The use of preoperative infiltration could not be separated from the use of ligation because one surgeon used both of these techniques routinely. Some evidence exists to show that preoperative infiltration reduces intraoperative blood loss and immediate postoperative drainage in breast reduction [5, 9], but no effect of infiltration on subsequent seroma has been recorded in the literature. It is assumed that the effects of infiltrated epinephrine and local anesthetic would have resolved within 48 h after infiltration, so it is thought unlikely that this intervention would affect postdischarge seroma rates. However, an effect cannot be excluded in this study due to the close correlation between the use of ligation and preoperative infiltration.

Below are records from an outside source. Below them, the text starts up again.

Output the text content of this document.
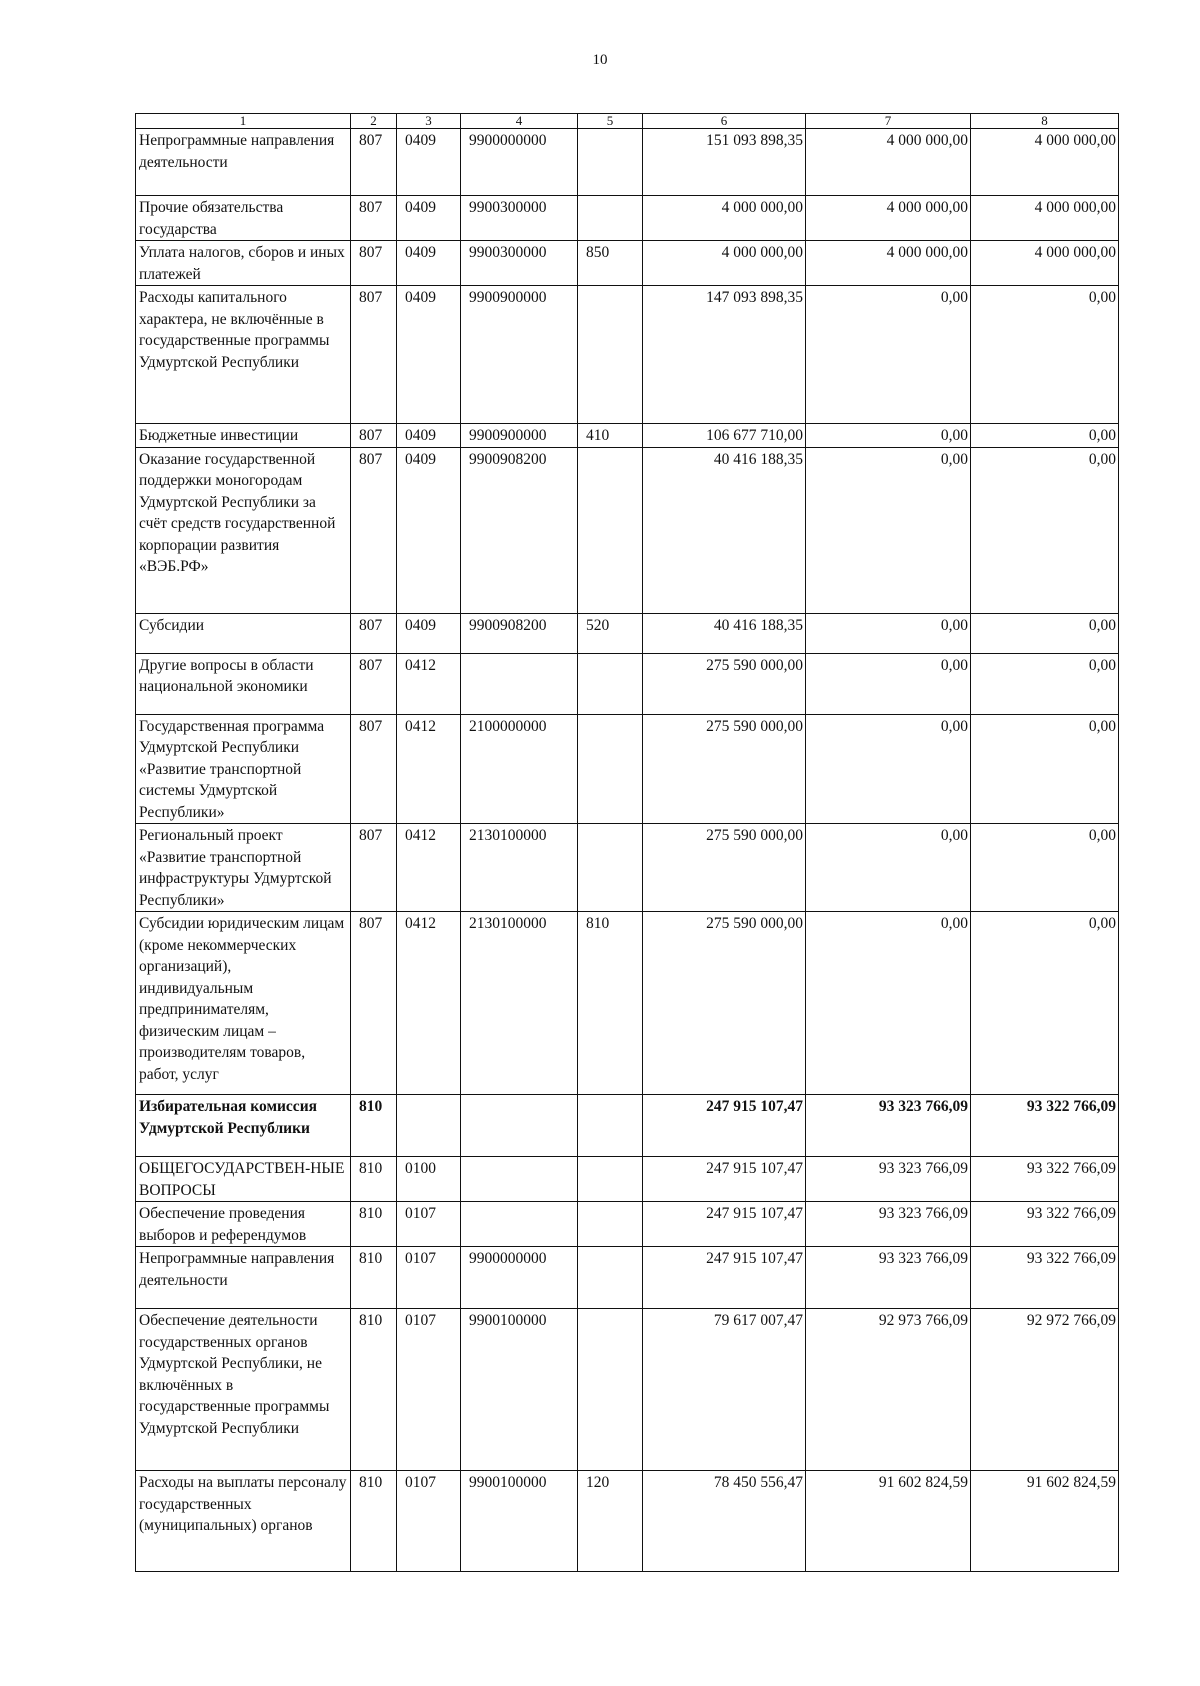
10
1	2	3	4	5	6	7	8
Непрограммные направления деятельности	807	0409	9900000000		151 093 898,35	4 000 000,00	4 000 000,00
Прочие обязательства государства	807	0409	9900300000		4 000 000,00	4 000 000,00	4 000 000,00
Уплата налогов, сборов и иных платежей	807	0409	9900300000	850	4 000 000,00	4 000 000,00	4 000 000,00
Расходы капитального характера, не включённые в государственные программы Удмуртской Республики	807	0409	9900900000		147 093 898,35	0,00	0,00
Бюджетные инвестиции	807	0409	9900900000	410	106 677 710,00	0,00	0,00
Оказание государственной поддержки моногородам Удмуртской Республики за счёт средств государственной корпорации развития «ВЭБ.РФ»	807	0409	9900908200		40 416 188,35	0,00	0,00
Субсидии	807	0409	9900908200	520	40 416 188,35	0,00	0,00
Другие вопросы в области национальной экономики	807	0412			275 590 000,00	0,00	0,00
Государственная программа Удмуртской Республики «Развитие транспортной системы Удмуртской Республики»	807	0412	2100000000		275 590 000,00	0,00	0,00
Региональный проект «Развитие транспортной инфраструктуры Удмуртской Республики»	807	0412	2130100000		275 590 000,00	0,00	0,00
Субсидии юридическим лицам (кроме некоммерческих организаций), индивидуальным предпринимателям, физическим лицам – производителям товаров, работ, услуг	807	0412	2130100000	810	275 590 000,00	0,00	0,00
Избирательная комиссия Удмуртской Республики	810				247 915 107,47	93 323 766,09	93 322 766,09
ОБЩЕГОСУДАРСТВЕН-НЫЕ ВОПРОСЫ	810	0100			247 915 107,47	93 323 766,09	93 322 766,09
Обеспечение проведения выборов и референдумов	810	0107			247 915 107,47	93 323 766,09	93 322 766,09
Непрограммные направления деятельности	810	0107	9900000000		247 915 107,47	93 323 766,09	93 322 766,09
Обеспечение деятельности государственных органов Удмуртской Республики, не включённых в государственные программы Удмуртской Республики	810	0107	9900100000		79 617 007,47	92 973 766,09	92 972 766,09
Расходы на выплаты персоналу государственных (муниципальных) органов	810	0107	9900100000	120	78 450 556,47	91 602 824,59	91 602 824,59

However, the internal control in our study showed that a simple change in a single element of operative technique (using Ligaclips instead of diathermy for ablation of abdominal perforators) reduced the rate of seroma from 10 in 30 cases (33 %) to 2 in 13 cases (15 %).

Conclusion

A recent metaanalysis has demonstrated that the rate of seroma is four times higher with abdominoplasty than with abdominal free flap surgery. We found that ligating the abdominal perforators in abdominoplasty reduced postoperative seroma rates compared with diathermy ablation (p = 0.002). This finding has not been reported previously. We hypothesize that ligation seals lymphatics better then diathermy. Anatomic studies and a prospective randomized trial of abdominoplasty or other procedures with a high seroma rate would further support our hypothesis and may help reduce the rate of seroma and the postoperative burden for both the patient and the surgeon.